The divide would be a bit spurious, in the sense that income tax - as opposed to other taxes, such as VAT - pays for only a chunk of total public services.

But this federal tax structure would give the Scottish parliament the wherewithal to expand or shrink the public sector according to the perceived needs of Scotland, and irrespective of what was happening in England, Wales and Northern Ireland.

And if Wales and Northern Ireland wanted similar partial control over taxes, this federal model would presumably be workable for them.

But possibly Scots would feel short-changed by Labour's proposal, when the Tories have offered to hand stewardship of all income tax to them.

Also, would handing this power to Scotland be seen by English people as equitable, in view of the other element of what the unionist parties offered Scotland, namely more generous funding in perpetuity of public services from Westminster, via the Barnett formula?

Scottish services better funded?

Which brings me to my third Labour conference theme on all this, namely that MPs did in fact queue up to tell me how unhappy their constituents were that the Scots were getting more money than them from the UK kitty for public services, plus the right to set their own taxes.

The perception is that the Scots' public services are significantly better funded than England's. And at the level of the whole of England and the whole of Scotland, that is true.

But it isn't the whole story. Poorer English regions, such as the North East, receive more public funding per head than England as a whole - though they still don't do as well as Scotland.

So total public spending on services is £8,529 per head in England, £10,152 in Scotland, and £9,419 in north-east England.

As it happens, in the important provision of healthcare, the North East is actually a bit more generously financed than Scotland, receiving £2,066 per head, compared with £2,051 north of the border - though just £1,662 in the South East.

So is the bellyaching I heard from Labour's northern MPs about Scotland receiving special favours unfounded?

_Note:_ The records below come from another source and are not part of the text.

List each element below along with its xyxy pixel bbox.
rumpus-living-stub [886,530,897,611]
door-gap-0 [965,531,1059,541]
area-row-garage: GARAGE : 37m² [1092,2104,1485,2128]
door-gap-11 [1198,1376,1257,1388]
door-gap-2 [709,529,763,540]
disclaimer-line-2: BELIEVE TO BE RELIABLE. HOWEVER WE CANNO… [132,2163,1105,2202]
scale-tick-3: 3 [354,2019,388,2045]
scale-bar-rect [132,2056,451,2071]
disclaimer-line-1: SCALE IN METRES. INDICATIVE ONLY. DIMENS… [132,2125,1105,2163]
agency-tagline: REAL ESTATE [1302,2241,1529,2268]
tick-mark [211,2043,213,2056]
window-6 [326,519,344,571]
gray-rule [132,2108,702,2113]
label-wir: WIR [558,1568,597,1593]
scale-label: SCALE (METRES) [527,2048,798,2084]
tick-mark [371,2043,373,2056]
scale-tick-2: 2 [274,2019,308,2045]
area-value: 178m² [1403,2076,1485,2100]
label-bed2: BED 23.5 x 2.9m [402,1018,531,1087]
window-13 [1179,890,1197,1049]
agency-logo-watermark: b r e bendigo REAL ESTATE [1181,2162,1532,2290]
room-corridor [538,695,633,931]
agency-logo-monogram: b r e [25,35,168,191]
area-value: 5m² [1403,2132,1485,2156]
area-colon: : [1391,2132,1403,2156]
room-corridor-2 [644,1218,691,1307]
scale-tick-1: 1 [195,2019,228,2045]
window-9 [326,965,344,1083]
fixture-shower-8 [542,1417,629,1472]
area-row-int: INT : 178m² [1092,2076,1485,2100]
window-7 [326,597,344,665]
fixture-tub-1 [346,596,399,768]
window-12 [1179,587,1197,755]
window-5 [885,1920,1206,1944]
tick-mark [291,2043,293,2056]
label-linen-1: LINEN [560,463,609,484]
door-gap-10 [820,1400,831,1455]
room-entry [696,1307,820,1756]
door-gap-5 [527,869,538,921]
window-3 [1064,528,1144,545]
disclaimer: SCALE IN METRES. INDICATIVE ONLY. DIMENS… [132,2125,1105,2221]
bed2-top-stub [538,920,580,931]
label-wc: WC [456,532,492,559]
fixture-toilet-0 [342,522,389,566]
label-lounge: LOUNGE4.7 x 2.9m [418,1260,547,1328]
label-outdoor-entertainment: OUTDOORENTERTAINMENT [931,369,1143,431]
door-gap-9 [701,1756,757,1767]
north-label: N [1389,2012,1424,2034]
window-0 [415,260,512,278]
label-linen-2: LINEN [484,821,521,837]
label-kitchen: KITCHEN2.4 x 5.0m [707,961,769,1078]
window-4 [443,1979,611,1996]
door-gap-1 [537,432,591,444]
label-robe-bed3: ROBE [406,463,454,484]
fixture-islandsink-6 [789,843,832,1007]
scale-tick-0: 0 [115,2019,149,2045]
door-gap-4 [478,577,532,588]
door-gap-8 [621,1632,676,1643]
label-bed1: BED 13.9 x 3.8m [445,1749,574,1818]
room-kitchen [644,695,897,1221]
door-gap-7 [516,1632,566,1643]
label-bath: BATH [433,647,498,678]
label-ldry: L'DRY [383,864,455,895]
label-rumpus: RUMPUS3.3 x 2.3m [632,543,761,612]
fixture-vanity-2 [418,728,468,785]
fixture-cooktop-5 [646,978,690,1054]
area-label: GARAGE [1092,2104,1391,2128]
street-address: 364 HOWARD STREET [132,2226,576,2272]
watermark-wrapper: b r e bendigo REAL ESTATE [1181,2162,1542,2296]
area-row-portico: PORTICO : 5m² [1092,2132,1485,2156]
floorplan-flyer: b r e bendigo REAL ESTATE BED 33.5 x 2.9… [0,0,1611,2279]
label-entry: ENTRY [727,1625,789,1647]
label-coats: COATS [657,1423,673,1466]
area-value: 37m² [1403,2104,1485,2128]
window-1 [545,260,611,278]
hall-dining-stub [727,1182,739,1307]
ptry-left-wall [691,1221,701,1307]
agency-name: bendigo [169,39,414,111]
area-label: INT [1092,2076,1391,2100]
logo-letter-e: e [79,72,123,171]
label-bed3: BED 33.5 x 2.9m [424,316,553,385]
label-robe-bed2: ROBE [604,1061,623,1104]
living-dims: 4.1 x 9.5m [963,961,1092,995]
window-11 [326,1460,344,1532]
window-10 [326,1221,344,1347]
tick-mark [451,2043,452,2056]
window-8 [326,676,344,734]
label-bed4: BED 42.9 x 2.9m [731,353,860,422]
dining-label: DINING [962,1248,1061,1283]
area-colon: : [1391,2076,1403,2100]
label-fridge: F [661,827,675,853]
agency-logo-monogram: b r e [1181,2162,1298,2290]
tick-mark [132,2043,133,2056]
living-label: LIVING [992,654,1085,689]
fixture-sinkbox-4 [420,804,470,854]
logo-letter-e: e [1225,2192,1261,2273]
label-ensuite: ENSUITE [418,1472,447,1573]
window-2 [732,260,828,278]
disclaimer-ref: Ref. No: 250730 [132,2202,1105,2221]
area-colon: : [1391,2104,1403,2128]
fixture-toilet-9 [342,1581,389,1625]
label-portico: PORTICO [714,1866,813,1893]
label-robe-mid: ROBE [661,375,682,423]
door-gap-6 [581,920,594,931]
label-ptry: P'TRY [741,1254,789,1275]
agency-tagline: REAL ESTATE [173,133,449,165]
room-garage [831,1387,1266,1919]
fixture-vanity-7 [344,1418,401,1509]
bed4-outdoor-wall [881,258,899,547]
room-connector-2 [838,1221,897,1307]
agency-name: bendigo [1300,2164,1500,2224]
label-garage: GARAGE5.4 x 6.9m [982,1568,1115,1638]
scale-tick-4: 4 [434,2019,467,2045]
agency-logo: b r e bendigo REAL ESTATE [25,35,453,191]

Probably not, for two reasons.

The first is that the North East is much poorer than Scotland as a whole, and has a disproportionate number of people out of work and in poor health. So it has been the convention since World War Two that there should be an element of correcting these regional social and economic inequalities in the allocation of public funds.

Using gross disposable household income as a proxy for inequality, folk in the north east are 12% poorer than Scots, and yet they receive 7% less money for all public services.

It is perhaps not unreasonable for north-easterners to argue that is unfair.

No consensus

There is of course a school of thought that says public services should be earned, as it were, by the people who use them.

So there are Tory MPs in the South who say that the relatively small sums spent on health for their hardworking - and relatively prosperous - constituents is the true political crime.

Perhaps what these tensions and contradictory claims highlight more than anything is how there is no consensus about the regional distribution of taxpayers' money for public services.

And Scotland's new fiscal settlement has lit the touch paper on a potentially explosive national debate on all this.

One Labour MP, Nick Brown, told me he wanted a Barnett-style formula for all nations and regions - or a formula that allocates funding based on regional needs, such as the relative health of local people.

Or to put it another way, he wants to reduce the scope of governments to reallocate funds to constituencies and areas where a bit of de facto bribery might win precious votes at election time.

But assessing public service need is not hard science. There will always be an element of ideology and dirty politics in how public service funds are shared out.

That said, can anyone compellingly say why it is right to give comfort and confidence to the Scots that their public services will be generously resourced for years and years, while withholding that comfort from the people of the more deprived North East?